In production ML systems, canary deployments are a critical strategy for safely rolling out new model versions. A small percentage of traffic is routed to the new (canary) model while the majority continues to use the existing (baseline) model. By comparing their performance, you can decide whether to promote the canary to full production or roll back.
Given prediction results from both canary and baseline models, compute key comparison metrics to determine if the canary deployment is healthy.
Each result in both lists is a dictionary with:
- 'latency_ms': Response latency in milliseconds (float)
- 'prediction': The model's predicted value
- 'ground_truth': The actual correct value
Write a function analyze_canary_deployment(canary_results, baseline_results, accuracy_tolerance, latency_tolerance) that computes:
- canary_accuracy: Fraction of correct predictions for canary model (0-1)
- baseline_accuracy: Fraction of correct predictions for baseline model (0-1)
- accuracy_change_pct: Relative change in accuracy as percentage
- canary_avg_latency: Average latency of canary model (ms)
- baseline_avg_latency: Average latency of baseline model (ms)
- latency_change_pct: Relative change in latency as percentage
- promote_recommended: Boolean - True if canary accuracy did not degrade beyond accuracy_tolerance AND latency did not increase beyond latency_tolerance
If either input list is empty, return an empty dictionary.

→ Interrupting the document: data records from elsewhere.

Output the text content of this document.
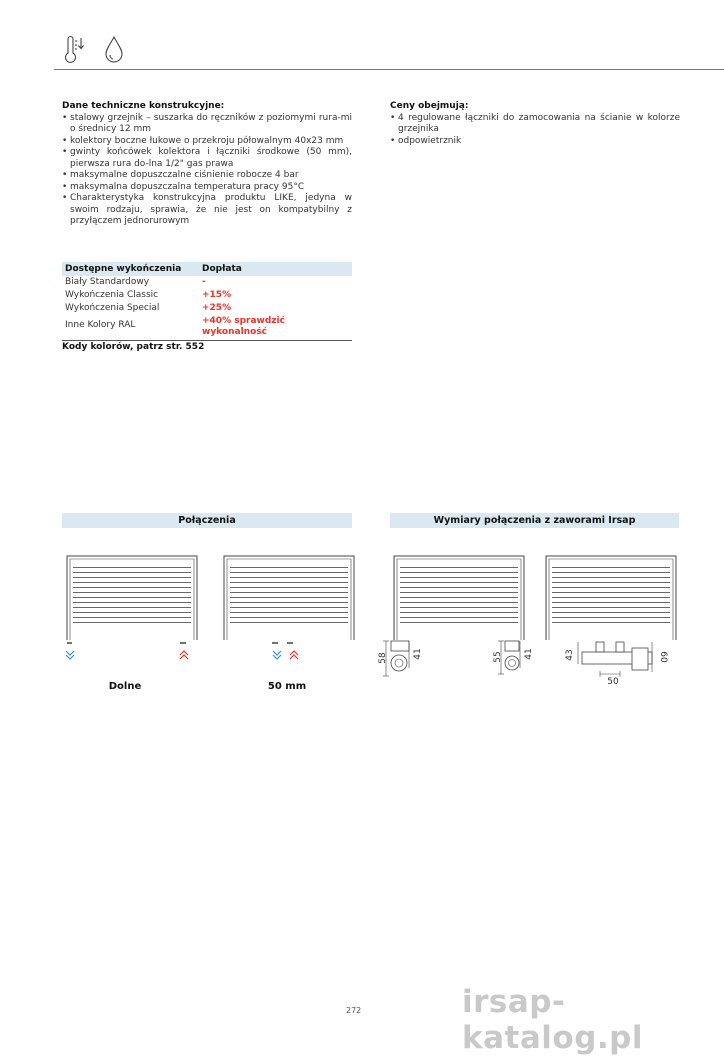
Dane techniczne konstrukcyjne:
• stalowy grzejnik – suszarka do ręczników z poziomymi rura-mi o średnicy 12 mm
• kolektory boczne łukowe o przekroju półowalnym 40x23 mm
• gwinty końcówek kolektora i łączniki środkowe (50 mm), pierwsza rura do-lna 1/2" gas prawa
• maksymalne dopuszczalne ciśnienie robocze 4 bar
• maksymalna dopuszczalna temperatura pracy 95°C
• Charakterystyka konstrukcyjna produktu LIKE, jedyna w swoim rodzaju, sprawia, że nie jest on kompatybilny z przyłączem jednorurowym
Ceny obejmują:
• 4 regulowane łączniki do zamocowania na ścianie w kolorze grzejnika
• odpowietrznik
Dostępne wykończenia	Dopłata
Biały Standardowy	-
Wykończenia Classic	+15%
Wykończenia Special	+25%
Inne Kolory RAL	+40% sprawdzić wykonalność
Kody kolorów, patrz str. 552
Połączenia	Wymiary połączenia z zaworami Irsap
58	41	55 41	43	60
50
Dolne	50 mm
272	irsap-katalog.pl
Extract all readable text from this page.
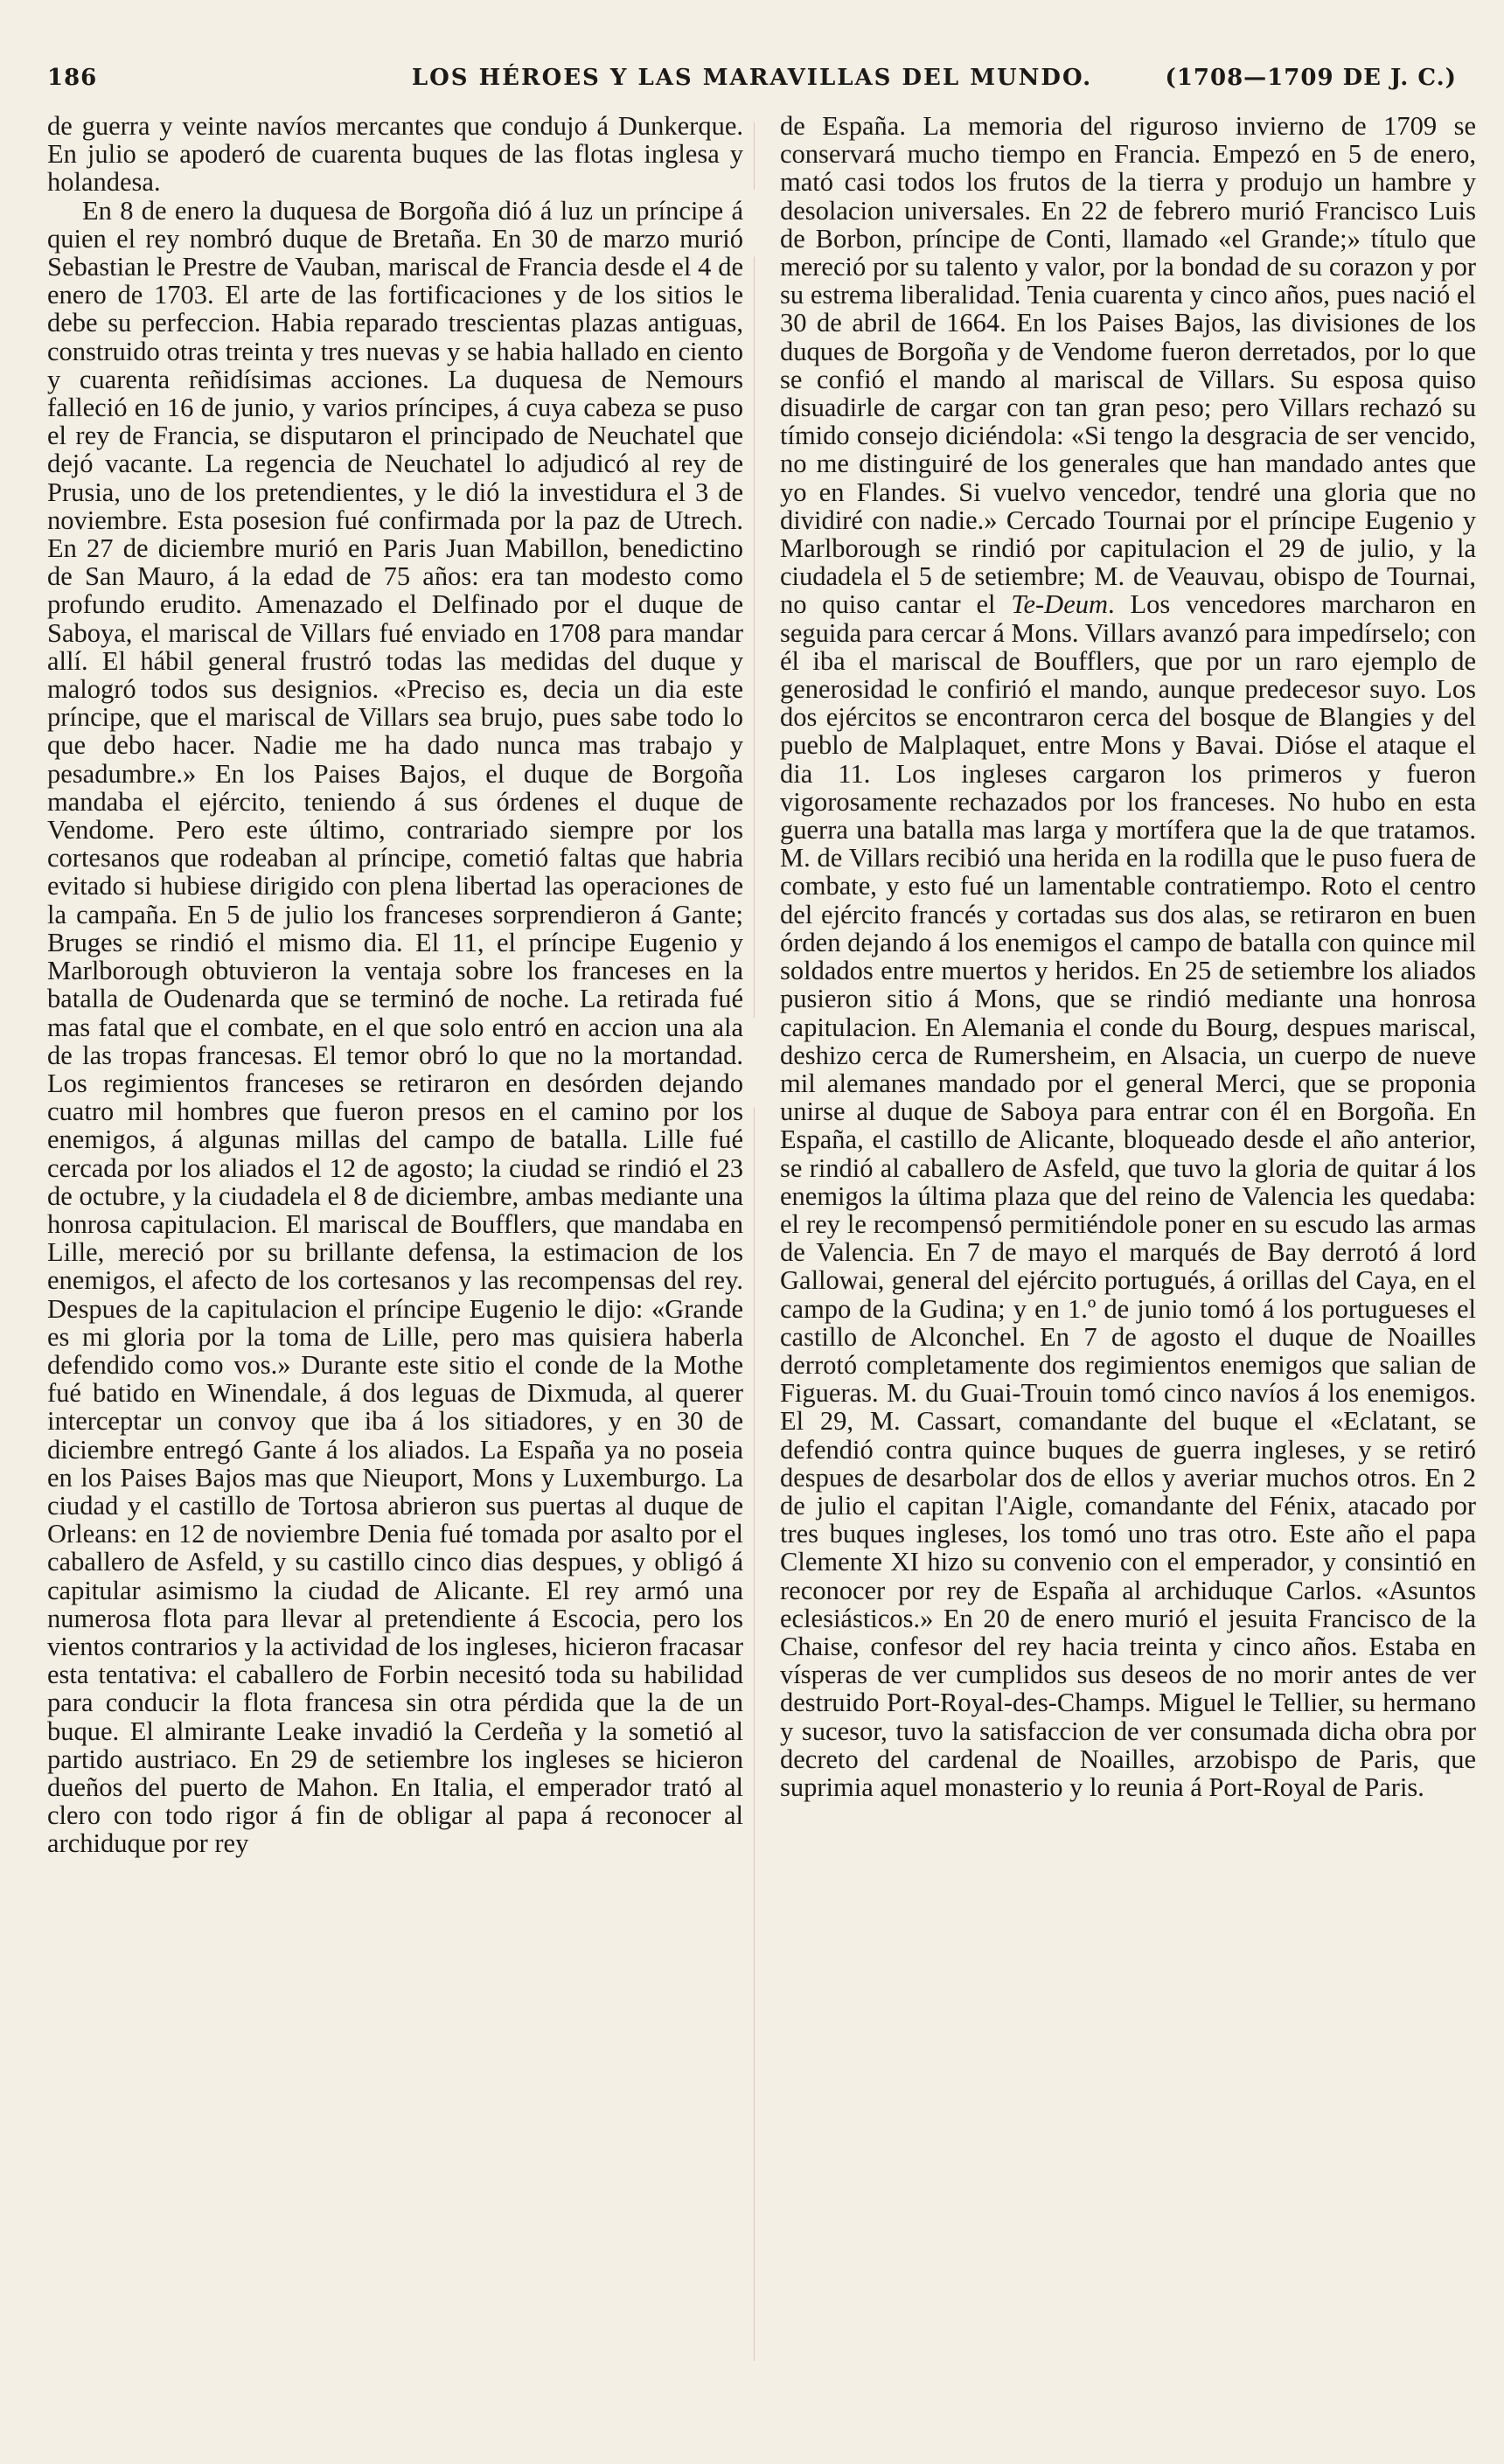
186	LOS HÉROES Y LAS MARAVILLAS DEL MUNDO.	(1708—1709 DE J. C.)

de guerra y veinte navíos mercantes que condujo á Dunkerque. En julio se apoderó de cuarenta buques de las flotas inglesa y holandesa.

En 8 de enero la duquesa de Borgoña dió á luz un príncipe á quien el rey nombró duque de Bretaña. En 30 de marzo murió Sebastian le Prestre de Vauban, mariscal de Francia desde el 4 de enero de 1703. El arte de las fortificaciones y de los sitios le debe su perfeccion. Habia reparado trescientas plazas antiguas, construido otras treinta y tres nuevas y se habia hallado en ciento y cuarenta reñidísimas acciones. La duquesa de Nemours falleció en 16 de junio, y varios príncipes, á cuya cabeza se puso el rey de Francia, se disputaron el principado de Neuchatel que dejó vacante. La regencia de Neuchatel lo adjudicó al rey de Prusia, uno de los pretendientes, y le dió la investidura el 3 de noviembre. Esta posesion fué confirmada por la paz de Utrech. En 27 de diciembre murió en Paris Juan Mabillon, benedictino de San Mauro, á la edad de 75 años: era tan modesto como profundo erudito. Amenazado el Delfinado por el duque de Saboya, el mariscal de Villars fué enviado en 1708 para mandar allí. El hábil general frustró todas las medidas del duque y malogró todos sus designios. «Preciso es, decia un dia este príncipe, que el mariscal de Villars sea brujo, pues sabe todo lo que debo hacer. Nadie me ha dado nunca mas trabajo y pesadumbre.» En los Paises Bajos, el duque de Borgoña mandaba el ejército, teniendo á sus órdenes el duque de Vendome. Pero este último, contrariado siempre por los cortesanos que rodeaban al príncipe, cometió faltas que habria evitado si hubiese dirigido con plena libertad las operaciones de la campaña. En 5 de julio los franceses sorprendieron á Gante; Bruges se rindió el mismo dia. El 11, el príncipe Eugenio y Marlborough obtuvieron la ventaja sobre los franceses en la batalla de Oudenarda que se terminó de noche. La retirada fué mas fatal que el combate, en el que solo entró en accion una ala de las tropas francesas. El temor obró lo que no la mortandad. Los regimientos franceses se retiraron en desórden dejando cuatro mil hombres que fueron presos en el camino por los enemigos, á algunas millas del campo de batalla. Lille fué cercada por los aliados el 12 de agosto; la ciudad se rindió el 23 de octubre, y la ciudadela el 8 de diciembre, ambas mediante una honrosa capitulacion. El mariscal de Boufflers, que mandaba en Lille, mereció por su brillante defensa, la estimacion de los enemigos, el afecto de los cortesanos y las recompensas del rey. Despues de la capitulacion el príncipe Eugenio le dijo: «Grande es mi gloria por la toma de Lille, pero mas quisiera haberla defendido como vos.» Durante este sitio el conde de la Mothe fué batido en Winendale, á dos leguas de Dixmuda, al querer interceptar un convoy que iba á los sitiadores, y en 30 de diciembre entregó Gante á los aliados. La España ya no poseia en los Paises Bajos mas que Nieuport, Mons y Luxemburgo. La ciudad y el castillo de Tortosa abrieron sus puertas al duque de Orleans: en 12 de noviembre Denia fué tomada por asalto por el caballero de Asfeld, y su castillo cinco dias despues, y obligó á capitular asimismo la ciudad de Alicante. El rey armó una numerosa flota para llevar al pretendiente á Escocia, pero los vientos contrarios y la actividad de los ingleses, hicieron fracasar esta tentativa: el caballero de Forbin necesitó toda su habilidad para conducir la flota francesa sin otra pérdida que la de un buque. El almirante Leake invadió la Cerdeña y la sometió al partido austriaco. En 29 de setiembre los ingleses se hicieron dueños del puerto de Mahon. En Italia, el emperador trató al clero con todo rigor á fin de obligar al papa á reconocer al archiduque por rey

de España. La memoria del riguroso invierno de 1709 se conservará mucho tiempo en Francia. Empezó en 5 de enero, mató casi todos los frutos de la tierra y produjo un hambre y desolacion universales. En 22 de febrero murió Francisco Luis de Borbon, príncipe de Conti, llamado «el Grande;» título que mereció por su talento y valor, por la bondad de su corazon y por su estrema liberalidad. Tenia cuarenta y cinco años, pues nació el 30 de abril de 1664. En los Paises Bajos, las divisiones de los duques de Borgoña y de Vendome fueron derretados, por lo que se confió el mando al mariscal de Villars. Su esposa quiso disuadirle de cargar con tan gran peso; pero Villars rechazó su tímido consejo diciéndola: «Si tengo la desgracia de ser vencido, no me distinguiré de los generales que han mandado antes que yo en Flandes. Si vuelvo vencedor, tendré una gloria que no dividiré con nadie.» Cercado Tournai por el príncipe Eugenio y Marlborough se rindió por capitulacion el 29 de julio, y la ciudadela el 5 de setiembre; M. de Veauvau, obispo de Tournai, no quiso cantar el Te-Deum. Los vencedores marcharon en seguida para cercar á Mons. Villars avanzó para impedírselo; con él iba el mariscal de Boufflers, que por un raro ejemplo de generosidad le confirió el mando, aunque predecesor suyo. Los dos ejércitos se encontraron cerca del bosque de Blangies y del pueblo de Malplaquet, entre Mons y Bavai. Dióse el ataque el dia 11. Los ingleses cargaron los primeros y fueron vigorosamente rechazados por los franceses. No hubo en esta guerra una batalla mas larga y mortífera que la de que tratamos. M. de Villars recibió una herida en la rodilla que le puso fuera de combate, y esto fué un lamentable contratiempo. Roto el centro del ejército francés y cortadas sus dos alas, se retiraron en buen órden dejando á los enemigos el campo de batalla con quince mil soldados entre muertos y heridos. En 25 de setiembre los aliados pusieron sitio á Mons, que se rindió mediante una honrosa capitulacion. En Alemania el conde du Bourg, despues mariscal, deshizo cerca de Rumersheim, en Alsacia, un cuerpo de nueve mil alemanes mandado por el general Merci, que se proponia unirse al duque de Saboya para entrar con él en Borgoña. En España, el castillo de Alicante, bloqueado desde el año anterior, se rindió al caballero de Asfeld, que tuvo la gloria de quitar á los enemigos la última plaza que del reino de Valencia les quedaba: el rey le recompensó permitiéndole poner en su escudo las armas de Valencia. En 7 de mayo el marqués de Bay derrotó á lord Gallowai, general del ejército portugués, á orillas del Caya, en el campo de la Gudina; y en 1.º de junio tomó á los portugueses el castillo de Alconchel. En 7 de agosto el duque de Noailles derrotó completamente dos regimientos enemigos que salian de Figueras. M. du Guai-Trouin tomó cinco navíos á los enemigos. El 29, M. Cassart, comandante del buque el «Eclatant, se defendió contra quince buques de guerra ingleses, y se retiró despues de desarbolar dos de ellos y averiar muchos otros. En 2 de julio el capitan l'Aigle, comandante del Fénix, atacado por tres buques ingleses, los tomó uno tras otro. Este año el papa Clemente XI hizo su convenio con el emperador, y consintió en reconocer por rey de España al archiduque Carlos. «Asuntos eclesiásticos.» En 20 de enero murió el jesuita Francisco de la Chaise, confesor del rey hacia treinta y cinco años. Estaba en vísperas de ver cumplidos sus deseos de no morir antes de ver destruido Port-Royal-des-Champs. Miguel le Tellier, su hermano y sucesor, tuvo la satisfaccion de ver consumada dicha obra por decreto del cardenal de Noailles, arzobispo de Paris, que suprimia aquel monasterio y lo reunia á Port-Royal de Paris.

All numeric values should be rounded to 2 decimal places except accuracy values which should be rounded to 4 decimal places.
Examples
canary_results = [{'latency_ms': 45, 'prediction': 1, 'ground_truth': 1}, {'latency_ms': 50, 'prediction': 0, 'ground_truth': 0}, {'latency_ms': 48, 'prediction': 1, 'ground_truth': 1}, {'latency_ms': 52, 'prediction': 1, 'ground_truth': 0}, {'latency_ms': 47, 'prediction': 0, 'ground_truth': 0}], baseline_results = [{'latency_ms': 50, 'prediction': 1, 'ground_truth': 1}, {'latency_ms': 55, 'prediction': 0, 'ground_truth': 0}, {'latency_ms': 52, 'prediction': 1, 'ground_truth': 0}, {'latency_ms': 58, 'prediction': 0, 'ground_truth': 0}, {'latency_ms': 53, 'prediction': 1, 'ground_truth': 1}]{'canary_accuracy': 0.8, 'baseline_accuracy': 0.8, 'accuracy_change_pct': 0.0, 'canary_avg_latency': 48.4, 'baseline_avg_latency': 53.6, 'latency_change_pct': -9.7, 'promote_recommended': True}Starter Code
def analyze_canary_deployment(canary_results: list, baseline_results: list, accuracy_tolerance: float = 0.05, latency_tolerance: float = 0.10) -> dict:
"""
Analyze canary deployment health metrics for model rollout decision.
Args:
canary_results: list of prediction results from canary (new) model
Each dict has 'latency_ms', 'prediction', 'ground_truth'
baseline_results: list of prediction results from baseline (existing) model
Each dict has 'latency_ms', 'prediction', 'ground_truth'
accuracy_tolerance: max acceptable relative accuracy degradation (0.05 = 5%)
latency_tolerance: max acceptable relative latency increase (0.10 = 10%)
Returns:
dict with canary/baseline metrics and promotion recommendation
"""
pass